BELLEVUE, Wash. — Sprint and T-Mobile announced their plan to merge back in April and are in the process of obtaining consent from the Department of Justice, the FCC and other federal regulatory bodies, and hope to close their proposed transaction by early next year.
Many Wall Street analysts haven’t given the transaction very good odds, according to fiercewireless.com, “though that may be changing given AT&T’s recent move to close its purchase of Time Warner over the DoJ’s opposition.”
If regulators approve their merger proposal, Sprint and T-Mobile plan to offer in-home internet services to roughly 9.5 million American households by 2024, or about 13% of the country. The company said that figure would give it a market penetration of around 7%, making it the nation’s fourth largest in-home ISP, based on current subscriber counts, according to the same article.
In their filing, Sprint and T-outlined their plans to sell services to in-home broadband users, in competition to established ISPs like Verizon, Charter and Comcast. “Today, 19% of households could eliminate their home broadband subscription entirely by tethering on a T-Mobile two-line plan.
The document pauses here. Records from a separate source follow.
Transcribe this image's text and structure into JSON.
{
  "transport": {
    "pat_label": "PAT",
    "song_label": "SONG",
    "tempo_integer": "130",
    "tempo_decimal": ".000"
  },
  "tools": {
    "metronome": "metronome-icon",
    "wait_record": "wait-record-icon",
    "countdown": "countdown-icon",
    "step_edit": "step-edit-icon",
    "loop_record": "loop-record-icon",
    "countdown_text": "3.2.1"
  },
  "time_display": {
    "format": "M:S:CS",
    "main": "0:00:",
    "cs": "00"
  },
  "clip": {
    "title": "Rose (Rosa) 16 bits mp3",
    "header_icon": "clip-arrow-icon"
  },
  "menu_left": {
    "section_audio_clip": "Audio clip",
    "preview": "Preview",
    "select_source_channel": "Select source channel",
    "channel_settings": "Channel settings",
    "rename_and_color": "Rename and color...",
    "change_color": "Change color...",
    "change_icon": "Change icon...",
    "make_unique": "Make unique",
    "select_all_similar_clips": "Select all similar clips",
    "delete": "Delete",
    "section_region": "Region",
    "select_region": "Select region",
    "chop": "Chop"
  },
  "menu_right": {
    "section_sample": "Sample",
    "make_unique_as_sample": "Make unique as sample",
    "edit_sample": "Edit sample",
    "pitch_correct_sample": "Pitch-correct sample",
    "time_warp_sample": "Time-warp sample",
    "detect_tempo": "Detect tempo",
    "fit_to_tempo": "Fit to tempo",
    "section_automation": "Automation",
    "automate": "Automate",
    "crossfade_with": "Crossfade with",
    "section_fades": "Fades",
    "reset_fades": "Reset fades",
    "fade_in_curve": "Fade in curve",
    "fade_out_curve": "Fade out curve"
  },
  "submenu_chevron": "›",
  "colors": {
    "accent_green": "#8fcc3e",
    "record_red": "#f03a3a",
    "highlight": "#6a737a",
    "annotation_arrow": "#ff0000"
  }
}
New T-Mobile will accelerate this trend by providing an increasingly viable alternative to in-home broadband. By 2024, 35 to 45% of households could completely eliminate their home broadband subscription and rely on New T-Mobile for all their broadband needs,” according to Fierce Wireless.
In order to do this, the "new" T-Mobile would develop a “blended” 5G network with (what is now) Sprint, using high-, low- and mid-band radio spectrum, in order to deliver average network speeds of 450-Mbit/s, which is faster than many fixed DSL and cable offerings in the U.S. today, according to lightreading.com.